We had barely cleared the house of pine needles and fake cranberries that my cat had bitten off the garland when Rick says he wants to buy me something. He has just set the iPod to play some sexy jazz, made a fire, and is sauntering up to me with dreamy eyes and a low-ball of three cubes of ice and a splash of Christmas-gift, single barrel, aged appropriately bourbon. He looks like one of those old-time actors who’d wear smoking jackets and grip cocktails and sit in rooms with cozy fires and flanked with bookcases. Well, three out of four isn’t bad – Rick’s wearing a Gap hoodie. I am saddled up to the kitchen counter making a dinner of I-don’t-remember-what and trying to keep Truman away from raw meat juices and sharp utensils. He says he wants to make dessert and he is pulling my largest pot out of the cabinet, lid and all. He sets it on the cooktop and then opens the pantry, stands in front of it like I often do, wondering what he can use for his masterpiece. This is when Rick glides up to the kitchen island. He says he wants to buy me something and I have to put him on pause or else Truman would try to rappel the pantry shelving and grab the sugar, and we all know what a disaster sugar on the floor makes. I pull out some jumbo marshmallows and some sugar sprinkles, and that satisfies him enough. He pulls the stepstool over to the (unlit) stovetop and starts dumping. Rick starts to speak again and Truman interrupts that by banging through the ultra messy spoon-and-spatula drawer and pulling out three items to stir his mixture.

“I want to do something nice for you for Valentine’s Day,” my romantic of a husband says.

“But you got me everything on my list,” I say, which is true. Everything, except for the bike, which he, understandably, said I’d have to go to the bike store and select on my own, and maybe I should wait until spring and he’d get one, too.
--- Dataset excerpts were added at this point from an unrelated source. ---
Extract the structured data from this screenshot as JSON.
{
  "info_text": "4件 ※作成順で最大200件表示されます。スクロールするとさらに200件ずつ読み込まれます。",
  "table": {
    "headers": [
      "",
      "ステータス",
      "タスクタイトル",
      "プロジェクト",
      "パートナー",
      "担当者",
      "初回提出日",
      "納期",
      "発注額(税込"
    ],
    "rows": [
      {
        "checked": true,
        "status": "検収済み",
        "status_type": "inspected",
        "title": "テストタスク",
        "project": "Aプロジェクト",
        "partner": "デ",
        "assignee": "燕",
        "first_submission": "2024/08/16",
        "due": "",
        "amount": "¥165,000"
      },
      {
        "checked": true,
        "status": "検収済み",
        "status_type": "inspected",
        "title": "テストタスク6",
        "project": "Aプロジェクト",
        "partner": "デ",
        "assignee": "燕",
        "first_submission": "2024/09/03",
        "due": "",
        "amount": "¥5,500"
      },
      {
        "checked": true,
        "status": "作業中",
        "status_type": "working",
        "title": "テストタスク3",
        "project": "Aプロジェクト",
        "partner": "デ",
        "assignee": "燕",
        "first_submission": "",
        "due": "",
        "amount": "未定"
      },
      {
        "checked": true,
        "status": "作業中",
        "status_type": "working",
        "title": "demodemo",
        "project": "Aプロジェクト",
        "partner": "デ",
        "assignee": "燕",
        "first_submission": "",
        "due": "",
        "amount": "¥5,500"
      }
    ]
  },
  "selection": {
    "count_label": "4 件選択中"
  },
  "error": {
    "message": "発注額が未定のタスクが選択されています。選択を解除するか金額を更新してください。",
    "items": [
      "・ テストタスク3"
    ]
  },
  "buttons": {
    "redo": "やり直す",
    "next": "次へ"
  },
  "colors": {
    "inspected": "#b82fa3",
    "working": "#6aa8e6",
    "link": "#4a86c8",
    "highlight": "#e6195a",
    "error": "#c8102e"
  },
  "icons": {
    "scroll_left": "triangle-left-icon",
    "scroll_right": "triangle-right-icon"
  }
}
“No, I..,” he says, and as I try to tell him that between Christmas overindulgences and the unexpected four-figure car repair and the six-month car insurance premium that's come due, we need to engage in some financial recovery, but Truman is grabbing my arm now. Seems he’s been trying to get a word in edgewise (imagine!) but Rick and I just keep talking. He needs something for the dessert he’s making. He’s pulling my arm, wailing at the top of his lungs, “I need something from the oil group, Mommy. From the oil group! I need something!”

And Rick says, “… want to get you something…,” and Truman is pulling and I drag him to the pantry, and Rick pivots as we pass, and I pull out the olive oil bottle which is almost empty. I hand that to Truman and turn to Rick and Truman is pulling my arm again. “Not olive oil!” and I say, “but it’s from the oil group,” and Rick is saying, “…indulgent,” and just then it hits me like a ton of bricks. What I want. No, what I need.
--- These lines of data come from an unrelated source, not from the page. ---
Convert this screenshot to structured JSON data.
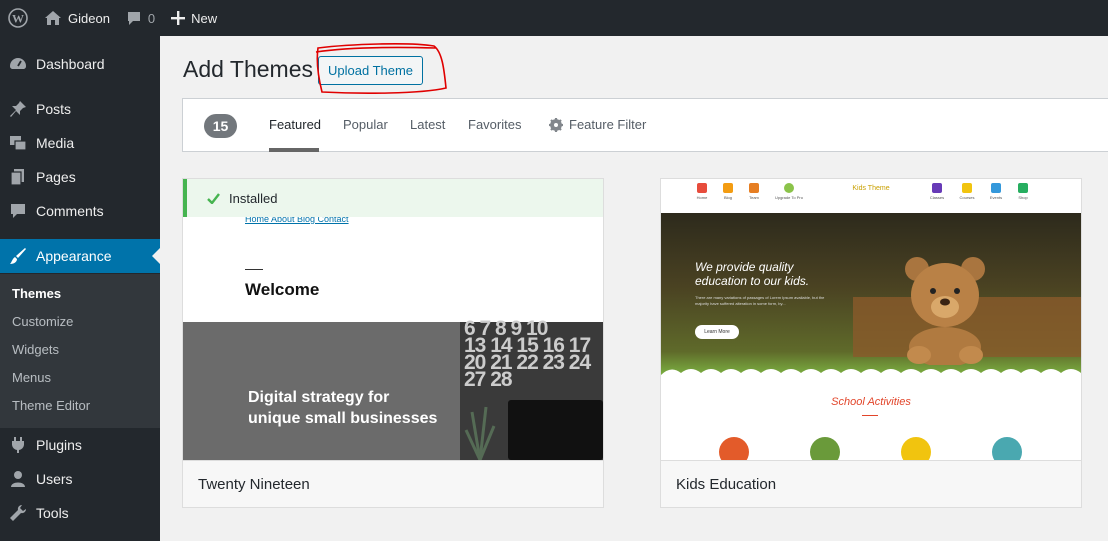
{
  "admin_bar": {
    "site_name": "Gideon",
    "comments_count": "0",
    "new_label": "New"
  },
  "sidebar": {
    "items": [
      {
        "label": "Dashboard",
        "icon": "dashboard-icon"
      },
      {
        "label": "Posts",
        "icon": "pin-icon"
      },
      {
        "label": "Media",
        "icon": "media-icon"
      },
      {
        "label": "Pages",
        "icon": "pages-icon"
      },
      {
        "label": "Comments",
        "icon": "comments-icon"
      },
      {
        "label": "Appearance",
        "icon": "paintbrush-icon",
        "active": true
      },
      {
        "label": "Plugins",
        "icon": "plugins-icon"
      },
      {
        "label": "Users",
        "icon": "users-icon"
      },
      {
        "label": "Tools",
        "icon": "tools-icon"
      }
    ],
    "submenu": [
      "Themes",
      "Customize",
      "Widgets",
      "Menus",
      "Theme Editor"
    ]
  },
  "main": {
    "title": "Add Themes",
    "upload_button": "Upload Theme",
    "theme_count": "15",
    "filters": [
      "Featured",
      "Popular",
      "Latest",
      "Favorites"
    ],
    "current_filter": "Featured",
    "feature_filter": "Feature Filter"
  },
  "themes": [
    {
      "name": "Twenty Nineteen",
      "installed_notice": "Installed",
      "preview": {
        "nav": "Home About Blog Contact",
        "welcome": "Welcome",
        "heading_line1": "Digital strategy for",
        "heading_line2": "unique small businesses",
        "calendar_row1": "6 7 8 9 10",
        "calendar_row2": "13 14 15 16 17",
        "calendar_row3": "20 21 22 23 24",
        "calendar_row4": "27 28"
      }
    },
    {
      "name": "Kids Education",
      "preview": {
        "nav_left": [
          "Home",
          "Blog",
          "Team",
          "Upgrade To Pro"
        ],
        "logo": "Kids Theme",
        "nav_right": [
          "Classes",
          "Courses",
          "Events",
          "Shop"
        ],
        "hero_line1": "We provide quality",
        "hero_line2": "education to our kids.",
        "hero_small": "There are many variations of passages of Lorem Ipsum available, but the majority have suffered alteration in some form, by...",
        "hero_button": "Learn More",
        "activities": "School Activities"
      }
    }
  ],
  "colors": {
    "admin_bar": "#23282d",
    "accent": "#0073aa",
    "installed_green": "#46b450",
    "annotation_red": "#e00000"
  }
}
“Spa,” I manage to say above the John Coltrane coming through the speakers and the 6-year-old tap-tap-tapping on the edge of the pot and the simmering veggies that need sautéing and the ice clicking in Rick’s low-ball and the wine glass next to me that must be refilled. “Spa gift certificate, please, and at least two hours to sit in the quiet room and eat that almond-and-cranberry mixture and drink sparkling water and sip that herbal tea that tastes better there than at my home and read a book and be away from everything. Like, ‘Calgon, take me away.’

And Rick nods. I think he understands.